SSIS is pretty quick when doing bulk loads, so I suspect that the bottleneck isn't with SSIS itself, but something about the way your database/server is configured. Some suggestions:
When you're running the import, how many rows are you importing every second (you can do a "SELECT COUNT(*) FROM yourtable WITH READUNCOMMITTED" during the import to see) Does this rate stay constant, or does it slow down towards the end of your import?
As others have said, do you have any indexes or triggers on your destination tables?
While you're running the import, what do your disks look like? In perfmon, is the disk queue spiking like crazy, indicating that your disks are the bottleneck? What's the throughput on these disks during normal performance testing? I've had experience where improperly configured iSCSI or improperly aligned SAN storage can drop my disks from 400MB/s down to 15MB/s - still fine during regular usage, but way too slow to do anything in bulk.

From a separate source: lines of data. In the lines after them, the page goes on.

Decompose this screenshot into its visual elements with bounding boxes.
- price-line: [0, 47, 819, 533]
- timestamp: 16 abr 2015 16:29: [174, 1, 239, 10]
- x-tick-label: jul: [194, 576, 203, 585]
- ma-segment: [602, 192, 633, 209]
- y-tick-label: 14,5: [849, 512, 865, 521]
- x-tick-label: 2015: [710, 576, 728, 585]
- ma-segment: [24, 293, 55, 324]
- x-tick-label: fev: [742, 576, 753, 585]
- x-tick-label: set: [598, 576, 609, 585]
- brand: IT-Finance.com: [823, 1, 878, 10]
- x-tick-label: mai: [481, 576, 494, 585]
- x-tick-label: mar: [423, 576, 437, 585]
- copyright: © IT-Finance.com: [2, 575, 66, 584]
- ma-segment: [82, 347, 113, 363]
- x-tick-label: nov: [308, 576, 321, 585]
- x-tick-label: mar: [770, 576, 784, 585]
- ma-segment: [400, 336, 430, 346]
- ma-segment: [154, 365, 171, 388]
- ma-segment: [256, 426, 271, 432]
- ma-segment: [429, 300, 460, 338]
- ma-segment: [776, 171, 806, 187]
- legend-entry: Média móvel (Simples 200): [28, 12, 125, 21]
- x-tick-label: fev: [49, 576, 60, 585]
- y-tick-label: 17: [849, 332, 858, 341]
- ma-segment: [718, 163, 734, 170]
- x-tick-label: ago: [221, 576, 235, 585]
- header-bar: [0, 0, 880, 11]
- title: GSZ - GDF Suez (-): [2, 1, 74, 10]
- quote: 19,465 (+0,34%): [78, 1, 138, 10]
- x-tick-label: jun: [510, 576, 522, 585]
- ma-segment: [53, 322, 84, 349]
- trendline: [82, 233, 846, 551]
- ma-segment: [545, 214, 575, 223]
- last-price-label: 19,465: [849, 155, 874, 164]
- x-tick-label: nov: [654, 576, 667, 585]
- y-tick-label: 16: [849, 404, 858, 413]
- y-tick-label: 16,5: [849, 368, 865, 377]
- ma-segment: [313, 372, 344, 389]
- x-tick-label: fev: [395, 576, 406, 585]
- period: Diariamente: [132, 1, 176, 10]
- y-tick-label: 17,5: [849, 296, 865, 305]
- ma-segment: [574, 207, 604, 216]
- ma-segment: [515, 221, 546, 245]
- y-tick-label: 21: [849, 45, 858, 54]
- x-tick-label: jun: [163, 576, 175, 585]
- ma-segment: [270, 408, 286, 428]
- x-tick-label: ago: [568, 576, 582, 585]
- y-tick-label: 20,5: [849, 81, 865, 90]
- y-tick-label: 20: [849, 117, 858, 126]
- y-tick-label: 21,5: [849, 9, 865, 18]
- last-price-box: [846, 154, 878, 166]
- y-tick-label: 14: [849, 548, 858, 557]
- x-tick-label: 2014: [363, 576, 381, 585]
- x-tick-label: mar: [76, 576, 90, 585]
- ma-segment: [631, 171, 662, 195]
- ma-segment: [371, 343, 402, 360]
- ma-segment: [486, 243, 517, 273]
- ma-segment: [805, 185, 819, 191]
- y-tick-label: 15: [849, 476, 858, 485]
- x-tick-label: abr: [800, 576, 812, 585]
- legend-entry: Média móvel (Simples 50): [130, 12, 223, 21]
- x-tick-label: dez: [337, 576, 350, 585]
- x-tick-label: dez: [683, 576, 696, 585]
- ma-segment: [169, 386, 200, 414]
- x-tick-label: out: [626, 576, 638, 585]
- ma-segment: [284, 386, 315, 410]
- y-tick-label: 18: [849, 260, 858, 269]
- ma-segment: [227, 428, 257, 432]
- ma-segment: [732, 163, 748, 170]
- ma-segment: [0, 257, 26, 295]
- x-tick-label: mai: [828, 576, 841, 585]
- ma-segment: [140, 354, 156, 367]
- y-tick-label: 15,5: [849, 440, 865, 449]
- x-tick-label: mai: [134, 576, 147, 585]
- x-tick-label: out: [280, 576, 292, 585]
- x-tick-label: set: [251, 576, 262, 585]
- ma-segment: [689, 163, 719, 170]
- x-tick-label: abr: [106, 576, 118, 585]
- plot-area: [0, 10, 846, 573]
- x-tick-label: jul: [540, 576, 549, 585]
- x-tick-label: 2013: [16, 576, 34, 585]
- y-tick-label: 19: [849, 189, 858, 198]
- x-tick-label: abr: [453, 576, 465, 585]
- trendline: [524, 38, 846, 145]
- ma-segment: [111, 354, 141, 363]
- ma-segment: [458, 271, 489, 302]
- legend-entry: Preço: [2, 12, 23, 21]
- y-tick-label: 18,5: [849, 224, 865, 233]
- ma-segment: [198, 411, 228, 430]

You're also talking about loading 100GB of data, which is no small amount - it shouldn't take 72 hours to load, but it won't load it in 20 minutes either, so have reasonable expectations. Please weigh in on these and the other bottlenecks people have asked about and we may be able to help you isolate your issue.
If you have any control over the way the files are created to begin with, I would move away from the one-to-many relationship you have with the |EM| and |AD|,|CON| and do something like this:
|EM|EmpID|data|data|
|AD|EmpID|data|data|
|CON|EmpID|data|data|
Further, if you can split the records into three different files, you'd be able to use a Flat File Source component with a fixed specification for each source to process the data in bulk.